The proposed Police Central E-crime Unit (PCEU), which has been awaiting funding for over a year, will act as a national coordination centre and work to improve the specialist e-crime skills of police officers in regional forces.
The unit is also set to work closely with the National Fraud Reporting Centre and National Fraud Intelligence Bureau once both organisations are fully launched.
"It is widely recognised that e-crime is the most rapidly expanding form of criminality and knows no borders," said attorney general Baroness Scotland in a statement.
"The network is a good example of the UK leading on an international initiative which improves our capability to prosecute e-crime."
The launch of the PCEU will be seen by many as an admission of the gap left by the National Hi-Tech Crime Unit when it was absorbed into the Serious Organised Crime Agency over two years ago.
The PCEU will receive £3.5m of government funding and £3.9m from the Metropolitan Police Service.
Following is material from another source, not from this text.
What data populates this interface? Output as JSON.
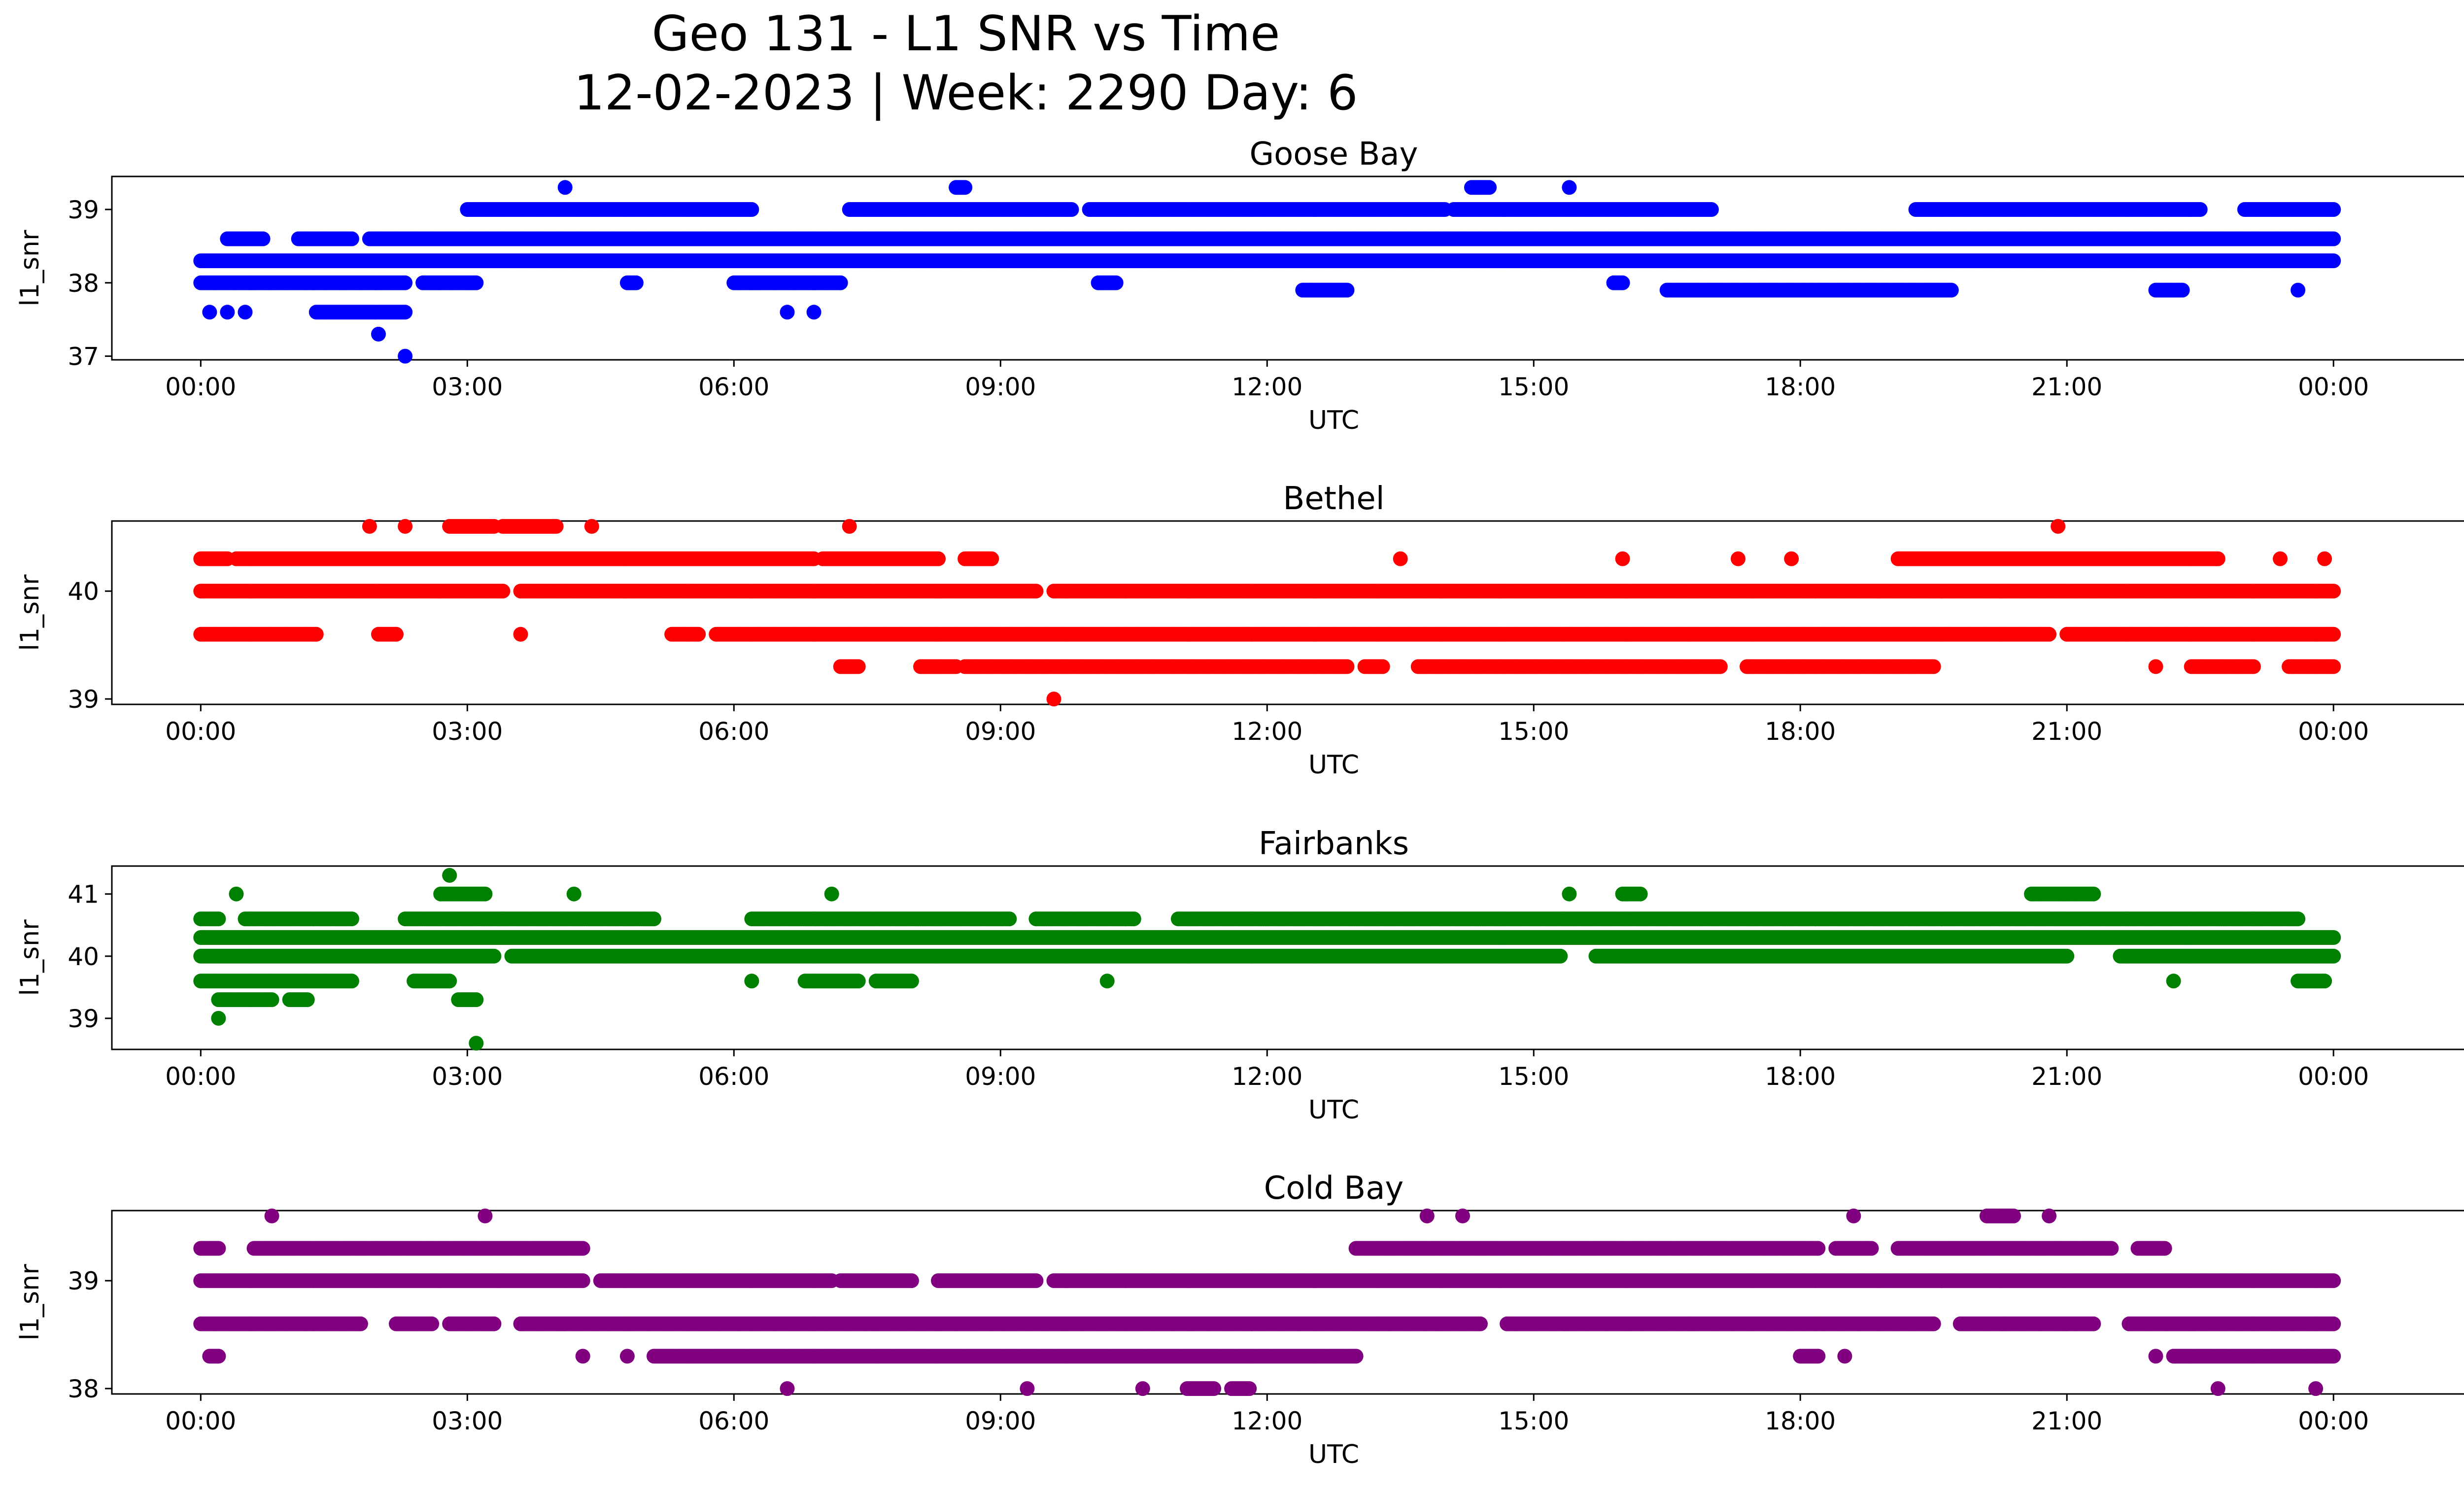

The unit was welcomed by Dave Martin, managing security consultant at IT services firm Logica.
"It is good to see UK leading with this and hopefully good relations with foreign equivalents will flourish, as there is of course still the problem of the international aspect of computer crime where some other countries are not as advanced as we are," he said.
However, there was a more skeptical response from industry association The Corporate IT Forum.
"£7m over three years seems a very small sum for a very large problem. We doubt whether that it will be enough to tackle an issue that the Home Office itself calls a ‘global menace’ – something our own members know all too well," argued chief executive David Roberts.
He added that it was still unclear whether the new organisation would provide a single line of reporting for hi-tech crime.
The PCEU is set to become operational in spring 2009.